Tackling Alcohol Misuse in NHS Hospitals Resource Pack

    Tackling Alcohol Misuse in NHS Hospitals

    Alcohol misuse places a considerable burden on the NHS and wider society. One in five adults in England drink above the Chief Medical Officer’s safe drinking guidance and 1.6 million people have alcohol dependence. Alcohol contributes to a wide range of mental and physical illness and causes significant social problems for individuals and their families. Deaths from alcoholic liver disease have increased 400% since 1970 and alcohol related hospital admissions have doubled in the eight years to 2014.

    A series of reports from government and the Royal Colleges, together with a suite of recent NICE guidelines, set out the evidence based approaches to tackling alcohol related harm. Alcohol brief interventions for hazardous and harmful drinkers in primary and secondary care and specialist treatment for people with alcohol dependence have a strong evidence base and are cost effective. While some progress has been made in implementing these approaches this is not yet having sufficient impact on reversing the rising disease burden from alcohol. Less than 10% of people with alcohol dependence access alcohol treatment services each year and implementation of brief interventions remains a long way short of what has been achieved with smoking cessation interventions in the NHS.

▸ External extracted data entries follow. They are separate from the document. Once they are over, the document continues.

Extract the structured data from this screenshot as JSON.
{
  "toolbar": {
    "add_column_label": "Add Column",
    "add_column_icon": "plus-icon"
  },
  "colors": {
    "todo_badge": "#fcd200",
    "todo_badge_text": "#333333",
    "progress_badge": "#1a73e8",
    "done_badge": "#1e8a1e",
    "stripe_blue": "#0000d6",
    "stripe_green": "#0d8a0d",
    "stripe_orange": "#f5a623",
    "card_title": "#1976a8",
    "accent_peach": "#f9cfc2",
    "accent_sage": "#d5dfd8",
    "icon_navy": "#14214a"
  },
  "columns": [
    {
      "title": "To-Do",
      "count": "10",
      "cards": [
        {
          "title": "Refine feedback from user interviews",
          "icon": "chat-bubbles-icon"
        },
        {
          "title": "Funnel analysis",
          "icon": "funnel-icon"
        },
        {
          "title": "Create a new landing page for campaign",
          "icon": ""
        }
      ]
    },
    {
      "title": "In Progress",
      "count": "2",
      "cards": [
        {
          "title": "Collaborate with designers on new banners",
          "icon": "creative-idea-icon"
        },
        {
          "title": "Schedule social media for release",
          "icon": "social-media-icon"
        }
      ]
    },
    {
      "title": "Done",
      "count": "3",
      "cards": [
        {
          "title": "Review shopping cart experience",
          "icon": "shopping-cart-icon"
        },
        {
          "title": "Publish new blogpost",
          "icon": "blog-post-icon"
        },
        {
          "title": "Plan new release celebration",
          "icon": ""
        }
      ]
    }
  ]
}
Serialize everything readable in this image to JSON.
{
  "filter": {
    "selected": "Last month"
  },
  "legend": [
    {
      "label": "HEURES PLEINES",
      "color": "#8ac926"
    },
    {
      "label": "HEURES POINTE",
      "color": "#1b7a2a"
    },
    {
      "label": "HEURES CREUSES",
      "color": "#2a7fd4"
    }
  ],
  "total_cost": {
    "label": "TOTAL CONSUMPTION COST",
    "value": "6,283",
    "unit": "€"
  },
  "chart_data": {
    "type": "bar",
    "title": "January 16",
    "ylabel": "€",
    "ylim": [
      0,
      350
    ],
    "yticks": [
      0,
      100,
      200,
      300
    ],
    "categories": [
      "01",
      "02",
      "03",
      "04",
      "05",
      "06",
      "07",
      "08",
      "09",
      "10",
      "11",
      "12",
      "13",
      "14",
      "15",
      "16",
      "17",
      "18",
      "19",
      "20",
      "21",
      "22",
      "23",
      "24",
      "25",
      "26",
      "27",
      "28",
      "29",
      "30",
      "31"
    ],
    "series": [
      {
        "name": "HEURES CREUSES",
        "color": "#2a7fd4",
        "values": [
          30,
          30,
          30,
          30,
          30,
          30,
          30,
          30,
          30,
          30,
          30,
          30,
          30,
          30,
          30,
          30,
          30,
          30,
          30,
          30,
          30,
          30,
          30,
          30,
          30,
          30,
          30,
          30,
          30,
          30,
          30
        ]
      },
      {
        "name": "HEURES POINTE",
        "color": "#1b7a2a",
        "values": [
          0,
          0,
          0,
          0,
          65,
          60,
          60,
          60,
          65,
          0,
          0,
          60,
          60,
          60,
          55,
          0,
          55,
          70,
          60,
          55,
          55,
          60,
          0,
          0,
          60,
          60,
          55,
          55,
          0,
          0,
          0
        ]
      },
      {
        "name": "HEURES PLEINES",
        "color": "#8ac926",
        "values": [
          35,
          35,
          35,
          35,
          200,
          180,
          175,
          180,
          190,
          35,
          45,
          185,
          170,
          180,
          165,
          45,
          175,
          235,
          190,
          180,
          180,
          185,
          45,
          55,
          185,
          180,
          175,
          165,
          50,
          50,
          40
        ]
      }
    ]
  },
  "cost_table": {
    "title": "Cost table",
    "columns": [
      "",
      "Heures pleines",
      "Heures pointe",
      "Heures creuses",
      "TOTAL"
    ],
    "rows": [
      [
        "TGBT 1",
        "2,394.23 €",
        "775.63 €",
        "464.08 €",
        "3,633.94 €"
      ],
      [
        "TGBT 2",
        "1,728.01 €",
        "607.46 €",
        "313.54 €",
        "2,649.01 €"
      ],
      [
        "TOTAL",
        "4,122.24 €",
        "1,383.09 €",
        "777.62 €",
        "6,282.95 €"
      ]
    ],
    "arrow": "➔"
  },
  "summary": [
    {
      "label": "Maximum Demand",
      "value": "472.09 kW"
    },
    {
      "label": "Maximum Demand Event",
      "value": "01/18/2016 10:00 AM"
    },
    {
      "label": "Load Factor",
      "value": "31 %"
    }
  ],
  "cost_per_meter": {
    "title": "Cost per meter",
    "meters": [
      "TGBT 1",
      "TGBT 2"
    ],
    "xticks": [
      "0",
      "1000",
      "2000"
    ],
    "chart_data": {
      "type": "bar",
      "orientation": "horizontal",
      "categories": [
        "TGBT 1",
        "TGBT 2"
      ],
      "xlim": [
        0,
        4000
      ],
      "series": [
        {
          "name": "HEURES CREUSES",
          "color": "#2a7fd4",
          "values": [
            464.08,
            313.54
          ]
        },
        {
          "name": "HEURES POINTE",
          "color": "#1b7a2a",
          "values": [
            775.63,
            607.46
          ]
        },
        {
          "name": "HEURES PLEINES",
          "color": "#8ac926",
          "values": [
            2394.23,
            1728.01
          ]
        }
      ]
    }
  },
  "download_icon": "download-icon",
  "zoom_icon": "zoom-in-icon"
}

    The Health Innovation Network has worked with the CLAHRC to produce a resource pack to support commissioners and service providers to tackle the rising burden of alcohol related admissions. While hospitals are only one of several NHS settings in which wider implementation is needed, there is a particularly high concentration of people with complex alcohol related disease in hospitals, including people who have frequent alcohol related attendances. This places hospitals in a pivotal position to identify and help people with the highest level of unmet alcohol-related needs.